A California federal judge has recently held that a drone is an “aircraft.”  Therefore, the liability insurer for a drone operator was not required to defend or indemnify the insured in a law suit for an injury caused by an errant drone where the policy excluded coverage for injury arising out of the ownership or use of any “aircraft” owned or operated by any insured.

In Philadelphia Indemnity Insurance Co. v.
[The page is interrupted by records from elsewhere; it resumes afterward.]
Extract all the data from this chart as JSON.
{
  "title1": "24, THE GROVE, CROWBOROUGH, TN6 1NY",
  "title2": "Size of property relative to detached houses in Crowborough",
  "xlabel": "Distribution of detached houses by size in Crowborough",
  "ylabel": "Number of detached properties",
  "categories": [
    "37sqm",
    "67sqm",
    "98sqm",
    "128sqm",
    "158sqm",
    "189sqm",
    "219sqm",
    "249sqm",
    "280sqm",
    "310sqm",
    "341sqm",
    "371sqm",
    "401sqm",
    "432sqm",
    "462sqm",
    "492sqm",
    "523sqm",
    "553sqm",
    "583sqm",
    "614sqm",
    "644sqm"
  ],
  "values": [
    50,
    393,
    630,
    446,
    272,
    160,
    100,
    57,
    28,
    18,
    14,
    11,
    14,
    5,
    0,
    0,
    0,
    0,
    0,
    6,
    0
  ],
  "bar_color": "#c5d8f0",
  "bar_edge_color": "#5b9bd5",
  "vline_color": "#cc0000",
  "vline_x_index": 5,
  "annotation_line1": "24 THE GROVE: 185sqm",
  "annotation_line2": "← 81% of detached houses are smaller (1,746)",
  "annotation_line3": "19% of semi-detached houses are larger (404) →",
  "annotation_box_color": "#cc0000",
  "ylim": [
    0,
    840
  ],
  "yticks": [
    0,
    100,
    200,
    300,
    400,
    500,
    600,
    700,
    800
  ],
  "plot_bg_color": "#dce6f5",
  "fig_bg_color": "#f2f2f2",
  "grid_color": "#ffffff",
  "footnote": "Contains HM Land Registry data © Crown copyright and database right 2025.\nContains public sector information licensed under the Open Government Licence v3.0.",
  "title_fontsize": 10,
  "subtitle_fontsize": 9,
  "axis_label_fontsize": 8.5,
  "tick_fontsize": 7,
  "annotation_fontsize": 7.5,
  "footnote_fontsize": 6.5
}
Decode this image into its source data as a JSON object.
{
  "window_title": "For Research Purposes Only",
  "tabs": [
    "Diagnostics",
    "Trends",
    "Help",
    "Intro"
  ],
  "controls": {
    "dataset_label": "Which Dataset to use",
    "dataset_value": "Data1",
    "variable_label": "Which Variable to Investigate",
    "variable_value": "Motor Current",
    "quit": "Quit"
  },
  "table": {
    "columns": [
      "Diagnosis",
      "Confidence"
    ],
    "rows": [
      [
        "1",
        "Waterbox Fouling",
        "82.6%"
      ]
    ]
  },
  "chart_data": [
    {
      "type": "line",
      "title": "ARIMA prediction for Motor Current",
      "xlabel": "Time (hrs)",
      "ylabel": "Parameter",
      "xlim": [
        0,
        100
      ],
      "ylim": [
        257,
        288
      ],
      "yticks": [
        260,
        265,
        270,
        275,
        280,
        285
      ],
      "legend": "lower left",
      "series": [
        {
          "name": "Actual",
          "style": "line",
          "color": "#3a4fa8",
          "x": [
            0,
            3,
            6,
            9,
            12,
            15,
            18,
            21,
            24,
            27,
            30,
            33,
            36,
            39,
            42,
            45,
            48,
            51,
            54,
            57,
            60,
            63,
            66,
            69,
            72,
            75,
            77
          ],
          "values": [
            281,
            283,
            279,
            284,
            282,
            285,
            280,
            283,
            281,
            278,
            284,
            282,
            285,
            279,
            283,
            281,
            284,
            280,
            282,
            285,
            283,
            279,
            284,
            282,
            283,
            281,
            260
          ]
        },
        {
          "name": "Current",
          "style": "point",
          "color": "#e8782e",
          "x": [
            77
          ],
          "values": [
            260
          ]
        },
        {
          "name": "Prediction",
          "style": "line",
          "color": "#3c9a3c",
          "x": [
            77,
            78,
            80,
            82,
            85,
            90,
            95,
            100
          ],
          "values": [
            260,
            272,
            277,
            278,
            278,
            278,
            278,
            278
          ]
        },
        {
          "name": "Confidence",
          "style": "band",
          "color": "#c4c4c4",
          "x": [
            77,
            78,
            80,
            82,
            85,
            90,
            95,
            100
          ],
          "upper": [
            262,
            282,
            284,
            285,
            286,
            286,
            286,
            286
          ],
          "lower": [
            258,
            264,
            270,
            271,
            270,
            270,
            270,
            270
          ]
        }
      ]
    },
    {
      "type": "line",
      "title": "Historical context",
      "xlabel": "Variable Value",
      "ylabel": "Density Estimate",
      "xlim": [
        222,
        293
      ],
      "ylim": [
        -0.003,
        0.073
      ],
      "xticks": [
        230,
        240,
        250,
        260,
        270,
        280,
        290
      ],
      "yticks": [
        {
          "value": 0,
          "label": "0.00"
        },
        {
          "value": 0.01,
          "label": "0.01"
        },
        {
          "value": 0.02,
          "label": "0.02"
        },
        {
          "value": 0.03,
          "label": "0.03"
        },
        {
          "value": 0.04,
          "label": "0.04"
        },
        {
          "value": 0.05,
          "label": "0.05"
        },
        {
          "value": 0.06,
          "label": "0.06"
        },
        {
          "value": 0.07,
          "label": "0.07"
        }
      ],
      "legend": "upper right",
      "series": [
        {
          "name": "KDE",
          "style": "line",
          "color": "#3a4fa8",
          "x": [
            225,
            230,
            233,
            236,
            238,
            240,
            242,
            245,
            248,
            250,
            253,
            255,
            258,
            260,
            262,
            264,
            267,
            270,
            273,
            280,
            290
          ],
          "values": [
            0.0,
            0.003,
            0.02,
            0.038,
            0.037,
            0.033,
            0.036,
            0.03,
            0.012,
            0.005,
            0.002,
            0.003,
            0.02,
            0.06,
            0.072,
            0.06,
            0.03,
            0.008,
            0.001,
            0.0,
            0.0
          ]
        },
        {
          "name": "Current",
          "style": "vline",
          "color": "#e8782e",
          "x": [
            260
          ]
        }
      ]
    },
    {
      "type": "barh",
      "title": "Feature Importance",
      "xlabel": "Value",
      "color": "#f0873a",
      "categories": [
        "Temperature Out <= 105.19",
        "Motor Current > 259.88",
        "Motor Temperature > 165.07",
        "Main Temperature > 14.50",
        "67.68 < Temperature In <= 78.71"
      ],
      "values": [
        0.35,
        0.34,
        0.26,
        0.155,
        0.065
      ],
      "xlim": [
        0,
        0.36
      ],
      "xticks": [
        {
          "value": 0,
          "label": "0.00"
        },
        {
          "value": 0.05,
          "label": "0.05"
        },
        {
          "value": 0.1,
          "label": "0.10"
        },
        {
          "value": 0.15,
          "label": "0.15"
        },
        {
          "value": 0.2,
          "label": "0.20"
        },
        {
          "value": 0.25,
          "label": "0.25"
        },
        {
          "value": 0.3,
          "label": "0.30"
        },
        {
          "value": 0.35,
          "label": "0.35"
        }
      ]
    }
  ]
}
Hollycal Production Inc. et al., case number 5:18-cv-00768, 2018 WL 6520412  (C.D.CA.  December 7, 2018), the insureds were a photography company and its owners and employees.  The company was hired to photograph a wedding celebration.  An employee operating a drone equipped with a camera allegedly flew the drone too low and it struck a guest in the eye, causing loss of vision.  The insurer agreed to defend the resulting law suit under a reservation of rights and then filed a declaratory judgment action seeking a determination that coverage was barred by the policy’s aircraft exclusion.

Although the insurer’s summary judgment motion was not opposed, the court considered coverage arguments that the wedding guest had raised in pre-suit correspondence with the insurer.  In particular, the guest argued that the drone was not an “aircraft” because it was not capable of transporting persons or cargo, and was unmanned and operated remotely.  The court readily rejected those arguments, explaining that although the policy did not define “aircraft,” the term was not ambiguous and courts may rely on the dictionary definition of a term to establish its ordinary meaning.  Here, the court cited Merriam-Webster’s definition of the term as “a vehicle (such as an airplane or balloon) for traveling through the air.”  The court also pointed to the definitions of “aircraft” in the Federal Aviation Act,  49 U.S.C. § 40102(a)(6) (“any contrivance invented, used, or designed to navigate, or fly in, the air”) and in Federal Aviation Administration regulations, 14 C.F.R. §1.1 (”a device that is used or intended to be used for flight in the air”) as further support for its conclusion that because a drone flies through the air it qualifies as an aircraft and there is no requirement that the device carry passengers or cargo to qualify as an aircraft.

With respect to the duty to defend, the court explained that while the complaint for negligence did not mention a drone or how the alleged injury occurred, under California law an insurer is permitted to rely on undisputed evidence outside of the complaint to escape the duty to defend.  In particular, correspondence from the claimant’s counsel made clear that the claimant was alleging that her injury was caused by the insureds’ use of a drone.  Finally, the court awarded the insurer the sums it had paid for the insureds’ defense while defending under a reservation of rights because the insurer had also reserved the right to recover defense costs and California law (unlike that of some other jurisdictions) permits an insurer to recover the costs of defending insureds against claims for which there was no obligation to defend.

Aircraft exclusions are common in both commercial and personal general liability policies.  Hollycal Production is a good reminder that before taking to the skies, both individuals and businesses should check their policies and, if there is an aircraft exclusion, contact their brokers to add drone coverage.